For more background on ICER, check out our co-founder and executive director Terry Wilcox’s post on the Patients Rising blog.
July 27 Webinar: Cancer Drug Coverage Parity Act
Why are cancer patients forced to pay more for self-administered chemotherapy treatments?
Next Wednesday, July 27, the Lymphoma Education and Advocacy Partners will host a webinar updating patients on the fight for cancer drug parity. That’s the effort to guarantee fairness in our insurance coverage.

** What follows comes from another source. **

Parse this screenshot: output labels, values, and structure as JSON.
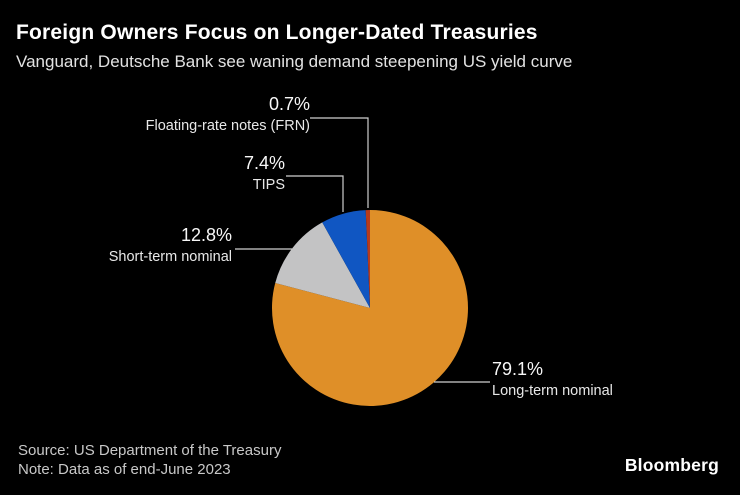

Right now, patients are charged more to receive oral cancer therapy than if they receive the same treatment via an IV. The Cancer Drug Coverage Parity Act would correct this imbalance. If passed, any health plan that provides coverage for cancer chemotherapy treatment would be required to provide coverage for self-administered anticancer medication at a cost no less favorable than the cost of IV, port administered, or injected anticancer medications.
Lymphoma Education and Advocacy Partners Webinar
- Date: Wednesday, July 27, 2016
- Time: 1-2pm ET
- Topic: Cancer Drug Coverage Parity Act
- Representatives Leonard Lance (NJ-7) and Brian Higgins (NY-26) on the Cancer Drug Coverage Parity Act (HR 2739); Jonathan E. Friedberg, MD, MMSc of the James P. Wilmot Cancer Institute at the University of Rochester.
Please send your questions, comments and feedback to: firstname.lastname@example.org. To register, click here.
Quote of the Day: “I Do Look Good”
“I do look good,” writes Steve Buttry, the director of student media at Louisiana State University’s Manship School of Mass Communication. “I don’t say that boastfully, but kind of ruefully, having just come from the MD Anderson Cancer Center where I got my third major cancer diagnosis. This time it’s pancreatic cancer.”
Check out Buttry’s personal narrative on handling Cancer 3.0 at Stat News.
Every Breath You Take…
Every breath you take … they’ll be watching you.
That’s the goal of new inhaler makers that want to provide patients with smarter, connected monitoring to improve patient care, according to Fortune.
“Makers of inhalers to treat asthma and chronic lung disease are racing to develop a new generation of smart devices with sensors to monitor if patients are using their puffers properly,” notes Fortune.com. “Linked wirelessly to the cloud, the gadgets are part of a medical “Internet of things” that promises improved adherence, or correct use of the medication, and better health outcomes.”
The best treatment can only work if patients follow the proper guidelines. New smart devices can help improve patient adherence, providing more information to improve care.
“Technique is critical,” says Omar Usmani, a consultant physician at Imperial College London. “You might have the world’s best blockbuster drug in an inhaler, but if patients don’t use it properly they won’t get the benefits.”
We welcome all new technological innovations that help ensure patients are getting the right treatment. But, as with all new technology, it’s vital that we protect patient privacy. Patients shouldn’t have to compromise their privacy in order to gain access to new tools and innovations.